The full machinery of symmetric polynomials can actually be avoided by means of a simple induction whereby we may directly show that, for any polynomial $p(\lambda)$ with complex coefficients and $\deg p = N$, the coefficient of $\lambda^{N - 2}$ is $\sigma_2(\lambda_1, \lambda_2, . . . \lambda_N)$. The case $N = 2$ is easily ratified, and serves as our base case:

$(\lambda - \lambda_1)(\lambda - \lambda_2) = \lambda^2 - (\lambda_1 + \lambda_2)\lambda + \lambda_1 \lambda_2; \tag{9}$

now suppose that

$\prod_1^k (\lambda - \lambda_i) = \lambda^k - (\sum_1^k \lambda_i)\lambda^{k - 1} + (\sum_{1 \le i < j \le k} \lambda_i \lambda_j) \lambda^{k - 2} + r(\lambda), \tag{10}$

where if $r(\lambda) \ne 0$ we have $\deg r(\lambda) \le k - 3$. For $\lambda_{k + 1}$ arbitrary,

$\prod_1^{k + 1} (\lambda - \lambda_i) = (\lambda - \lambda_{k + 1}) (\lambda^k - (\sum_1^k \lambda_i)\lambda^{k - 1} + (\sum_{1 \le i < j \le k} \lambda_i \lambda_j) \lambda^{k - 2} + r(\lambda))$ $= \lambda^{k + 1} - (\sum_1^k \lambda_i)\lambda^k + (\sum_{1 \le i < j \le k} \lambda_i \lambda_j) \lambda^{k - 1} + \lambda r(\lambda)$ $- \lambda_{k + 1} \lambda^k + (\sum_1^k \lambda_i \lambda_{k + 1})\lambda^{k - 1} - (\sum_{1 \le i < j \le k} \lambda_i \lambda_j \lambda_{k + 1}) \lambda^{k - 2} - \lambda_{k + 1}r(\lambda)$ $=\lambda^{k + 1} -(\sum_1^{k + 1} \lambda_i) \lambda^k + (\sum_{1 \le i < j \le k + 1} \lambda_i \lambda_j) \lambda^{k - 1}$ $-(\sum_{1 \le i < j \le k} \lambda_i \lambda_j \lambda_{k + 1}) \lambda^{k - 2} + \lambda r(\lambda) - \lambda_{k + 1} r(\lambda). \tag{11}$

Inspection of (11) reveals that the last three summands are all of degree $k - 2$ or less, since $\deg r(\lambda) \le k - 3$; thus (11) shows that the coefficient of $\lambda^{k - 1}$ in $\prod_1^{k + 1} (\lambda - \lambda_i)$ is in fact $\sigma_2(\lambda_1, \lambda_2, . . . \lambda_{k + 1})$, and the induction is complete. QED.

Hope this helps. Cheerio,

and as always,

Fiat Lux!!!


For $2\times 2$ matrices, the answer is $(\operatorname{tr} A)^2-2\det A$.

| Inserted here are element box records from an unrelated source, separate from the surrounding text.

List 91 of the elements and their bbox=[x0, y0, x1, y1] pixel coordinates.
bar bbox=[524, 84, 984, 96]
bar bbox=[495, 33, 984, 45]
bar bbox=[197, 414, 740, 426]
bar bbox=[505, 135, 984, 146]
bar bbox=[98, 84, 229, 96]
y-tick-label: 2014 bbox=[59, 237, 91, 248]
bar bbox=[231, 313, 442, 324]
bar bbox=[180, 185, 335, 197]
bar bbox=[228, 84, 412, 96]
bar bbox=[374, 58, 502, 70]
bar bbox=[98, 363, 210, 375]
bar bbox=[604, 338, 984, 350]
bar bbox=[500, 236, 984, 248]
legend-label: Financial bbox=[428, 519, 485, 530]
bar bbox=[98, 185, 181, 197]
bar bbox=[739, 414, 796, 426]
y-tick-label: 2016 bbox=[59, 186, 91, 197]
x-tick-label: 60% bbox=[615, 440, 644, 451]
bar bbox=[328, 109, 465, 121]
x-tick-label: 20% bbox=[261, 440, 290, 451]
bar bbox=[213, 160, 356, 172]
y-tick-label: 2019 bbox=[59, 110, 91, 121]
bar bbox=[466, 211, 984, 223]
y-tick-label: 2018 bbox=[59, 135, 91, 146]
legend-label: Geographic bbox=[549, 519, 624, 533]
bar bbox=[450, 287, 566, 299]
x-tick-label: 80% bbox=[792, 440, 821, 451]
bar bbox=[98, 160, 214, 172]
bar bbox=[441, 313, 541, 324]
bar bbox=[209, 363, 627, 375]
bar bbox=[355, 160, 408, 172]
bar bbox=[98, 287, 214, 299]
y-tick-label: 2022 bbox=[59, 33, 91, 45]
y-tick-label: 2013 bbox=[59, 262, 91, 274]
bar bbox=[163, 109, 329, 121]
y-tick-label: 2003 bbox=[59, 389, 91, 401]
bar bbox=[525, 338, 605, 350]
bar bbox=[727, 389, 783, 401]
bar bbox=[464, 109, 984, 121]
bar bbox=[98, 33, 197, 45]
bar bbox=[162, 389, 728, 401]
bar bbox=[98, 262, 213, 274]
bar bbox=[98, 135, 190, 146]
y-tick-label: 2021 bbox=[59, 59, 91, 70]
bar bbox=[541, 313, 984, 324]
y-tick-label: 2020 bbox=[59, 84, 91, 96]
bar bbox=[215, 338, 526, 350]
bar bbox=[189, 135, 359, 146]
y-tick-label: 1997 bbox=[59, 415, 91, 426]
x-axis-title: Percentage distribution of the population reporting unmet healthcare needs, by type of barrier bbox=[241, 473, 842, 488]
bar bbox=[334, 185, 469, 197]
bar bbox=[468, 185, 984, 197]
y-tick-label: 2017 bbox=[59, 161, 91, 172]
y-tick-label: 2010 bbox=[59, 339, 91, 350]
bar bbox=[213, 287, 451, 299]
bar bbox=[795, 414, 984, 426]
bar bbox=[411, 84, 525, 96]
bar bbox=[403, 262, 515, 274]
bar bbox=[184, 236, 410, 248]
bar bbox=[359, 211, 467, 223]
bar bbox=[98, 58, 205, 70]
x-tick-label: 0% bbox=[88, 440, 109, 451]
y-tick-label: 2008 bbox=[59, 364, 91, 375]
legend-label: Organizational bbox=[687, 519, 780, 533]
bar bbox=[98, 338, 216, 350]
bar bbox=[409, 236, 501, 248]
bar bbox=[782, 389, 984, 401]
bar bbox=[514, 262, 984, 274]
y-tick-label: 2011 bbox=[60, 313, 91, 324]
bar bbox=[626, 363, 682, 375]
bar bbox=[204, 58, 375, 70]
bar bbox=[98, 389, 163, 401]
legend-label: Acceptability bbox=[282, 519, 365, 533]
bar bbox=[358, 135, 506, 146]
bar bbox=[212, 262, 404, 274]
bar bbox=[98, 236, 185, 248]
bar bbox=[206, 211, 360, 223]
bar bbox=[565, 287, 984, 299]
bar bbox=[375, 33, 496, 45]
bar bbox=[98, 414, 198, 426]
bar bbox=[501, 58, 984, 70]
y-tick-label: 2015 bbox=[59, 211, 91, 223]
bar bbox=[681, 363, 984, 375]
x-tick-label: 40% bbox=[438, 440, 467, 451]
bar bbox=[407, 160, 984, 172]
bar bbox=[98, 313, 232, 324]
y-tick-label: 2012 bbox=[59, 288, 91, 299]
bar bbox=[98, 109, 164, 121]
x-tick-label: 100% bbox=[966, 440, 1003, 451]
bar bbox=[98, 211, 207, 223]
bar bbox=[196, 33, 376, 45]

For an $n\times n$ matrix, the characteristic polynomial includes the trace, determinant and $n-2$ other functions in between.

The characteristic polynomial is the determinant $\det(\lambda I-A)$, where $I$ is the identity matrix. This turns out to be a polynomial in $\lambda$, of degree $n$. The coefficient of $\lambda^{n-1}$ is $(-1)$ trace $A$, and the constant term is $(-1)^n\det A$. The trace of $A^2$ can be written in terms of the trace of $A$ and the coefficient of $\lambda^{n-2}$.


It is not. Consider two $2\times 2$ diagonal matrices, one with diagonal $\{1,-1\}$ and one with diagonal $\{0,0\}$. They have the same trace, but their squares have different traces.